Michael Vidler, the lawyer of a transsexual woman who won a landmark case, talks to the press in Hong Kong on May 13.

Story highlights

A transsexual woman has won on appeal the right to marry her boyfriend in a landmark case

She was refused the right to marry as she did not quality as a "woman" under Hong Kong law

The 37-year-old, known as 'W,' had a sex change operation more than five years ago

Judges noted the decision does not address the question of same-sex marriage

CNN  — 

A transsexual woman has won on appeal the right to marry her boyfriend, a decision poised to rewrite Hong Kong’s marriage law.

The appellant – known only by the initial “W” – is a post-operative male-to-female transsexual who was refused the right to marry because she did not quality as a “woman” under Hong Kong law.

The Court of Final Appeal ruled 4-1 Monday that the restriction was unconstitutional. The 37-year-old woman – who had a government-subsidized sex change operation – had twice lost her case at lower courts.

“I may have born a man but after transgender surgery at a government hospital more than five years ago, I’ve lived my life as a woman and been treated as a woman in all respects except as regards my right to marry,” W said in a statement to local reporters through her attorney, Michael Vidler, according to the South China Morning Press.

“This decision rights that wrong, and I’m very happy the Court of [Final] Appeal now recognizes my desire to marry my boyfriend one day, and that desire is no different to that of any other woman who seeks the same here in Hong Kong.”

The court decision will not come into effect for 12 months to give the Hong Kong legislature the opportunity to address the portion of the law deemed unconstitutional. “We should make it clear that nothing in this judgment is intended to address the question of same sex marriage,” Chief Justice Geoffrey Ma Tao-li and Judge Robert Ribeiro wrote in their majority decision.

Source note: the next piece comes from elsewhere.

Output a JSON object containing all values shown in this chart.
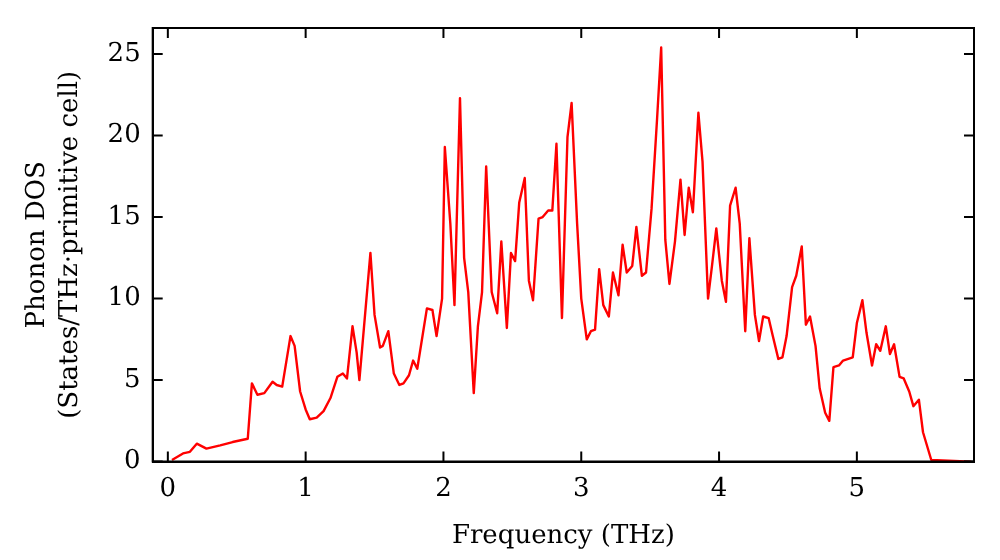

The majority found the idea that a “woman” is a biological criteria fixed at birth “is particularly hard to justify in the light of significant medical advances in the treatment of transsexualism and important changes in the understanding of and social attitudes towards transsexual persons which have occurred over the last 40 odd years.”

The only dissenting judge – Patrick Chan Siu-Oi – argued “it is difficult and unrealistic to consider marriage to be entirely unconnected with procreation.

“There is no evidence that social attitudes in Hong Kong on the institution of marriage have changed to the extent that this concept of marriage has been abandoned or generally and substantially weakened,” Judge Chan wrote.